To heal—the first Antari spell she’d ever needed. It had spilled out of her as Lark’s blood poured through her fingers. To heal—that must be the one she wanted now. After all, what was she trying to do, if not heal the ground itself?
Something moved at the edge of her sight. Nasi had followed her into the courtyard, her voice drifting between the statues.
“What are you doing?” she called out, but Kosika was focused on the task at hand. She swiped her fingertips along her bleeding arm, and drove both hands deep into the damp, dark soil.
“As Hasari.”
She held her breath, and waited for the spell to work, for the grass to grow, for the flowers to bloom, for the barren earth to change beneath her hands. But nothing happened. And yet, Kosika could feel the pull of magic, feel it being drawn out of her, down into the soil. Her head began to pound.
Something was wrong.
She tried to pull her hands free but her body wouldn’t move, her bones locked in place and her pulse roared in her ears as the world reached up—not the ground but something deeper—and drove a hundred hooks into her—not skin but something deeper—and was too big, it was too big, it felt like being crushed, like her breath and her blood and her life was being squeezed out of her and eaten up and she tried to scream too but nothing came out, and the last thing she saw was the flash of silver armor and the flutter of a half-cloak and a crown of dark hair as Serak put his hands over hers and pulled them from the ground and something tore inside her and everything went black.
* * *
Kosika was back in the Silver Wood.
She had been running, from someone, something, it didn’t matter who, or what, because the moment she plunged between the trees, she knew they wouldn’t chase her here. Knew that she was safe. And yet, her legs kept moving, drawing her deeper into the trees, heart pounding until she realized the pulse she felt wasn’t in her chest. It was beneath her feet. She stopped then, knelt, and sank her hands into the soil, and began to dig, and dig, and dig, until her fingers closed around the beating heart, and Kosika woke up.
She was alone in bed.
It was too big without Nasi in it, even with the pillows piled around her, and she didn’t even remember lying down, but daylight was streaming through the windows, high and bright, and every part of her ached, from her skin down to her bones and deeper still. Ached as if she’d been scooped out of her own flesh and put back, like the soup they made and served in gourds. Her stomach growled at the thought, and even that hurt, and she wondered why.

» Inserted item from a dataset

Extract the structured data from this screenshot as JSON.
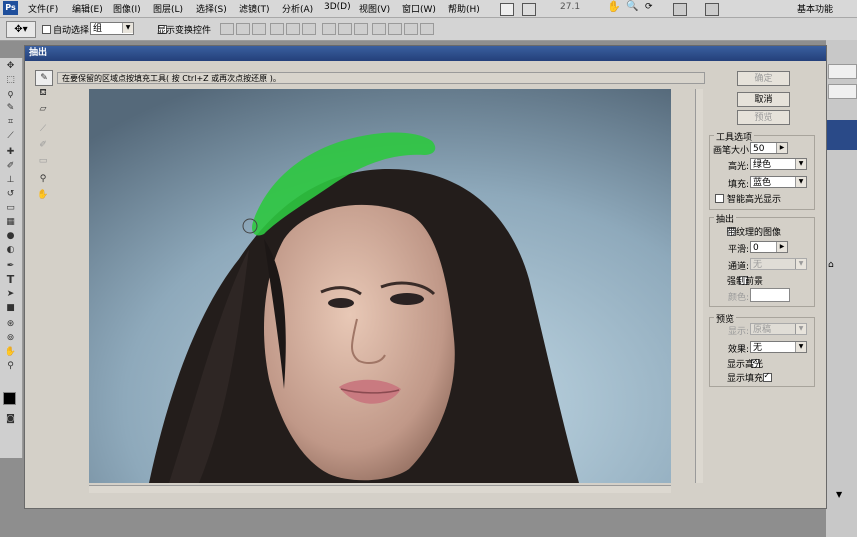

Kosika tried to sit up, but her limbs felt pinned down beneath the sheets, and a strange fear began to steal across her then, that she was still dreaming, or worse, that she was dead. She pushed at the blankets, desperate to be rid of the weight, and then Vir Serak was there, at her bedside, silver half-cloak swaying.
“Gently, my queen.”
His beard was longer than it had been that morning, and dark shadows pooled beneath his eyes, as if he hadn’t slept in days. That was odd.
“What’s wrong?” she croaked.
Her throat was dry, and it took two tries to shape the question, and when she did, the Vir’s dark eyes took on a shine. But when he spoke, it wasn’t to her. She didn’t realize there was anyone else in the room until he turned and said, to someone she couldn’t see, “Tell them she is awake.”
A door opened, and then closed, and then Serak explained, in his storyteller’s voice, what had happened, and that was how she learned that she had been asleep for more than a week. That they didn’t know if she would die, or wake, or be forever trapped between the two. And there was more that Serak wasn’t saying. She could see it in his eyes, or in the lack of them, the way he wouldn’t meet her gaze when he said that the city did not know about her illness, that the Vir had been holding council, trying to decide what to do.
They’d been planning for her death.
And then the door flung open, and Nasi was there, and she wasn’t crying, but Kosika could see she had been, the way her eyes were ringed with red when she flung herself against the bed, and the first thing she said was, “What were you thinking?”
And only then did Kosika remember sinking her hands into the barren earth, remember the horrible pull as the hungry soil ate up everything she had to give.
“I thought I could heal it,” she said, feeling small and foolish as the words came out.
Kosika should have known, when the world didn’t offer up a spell, should have known that its silence was a kind of warning.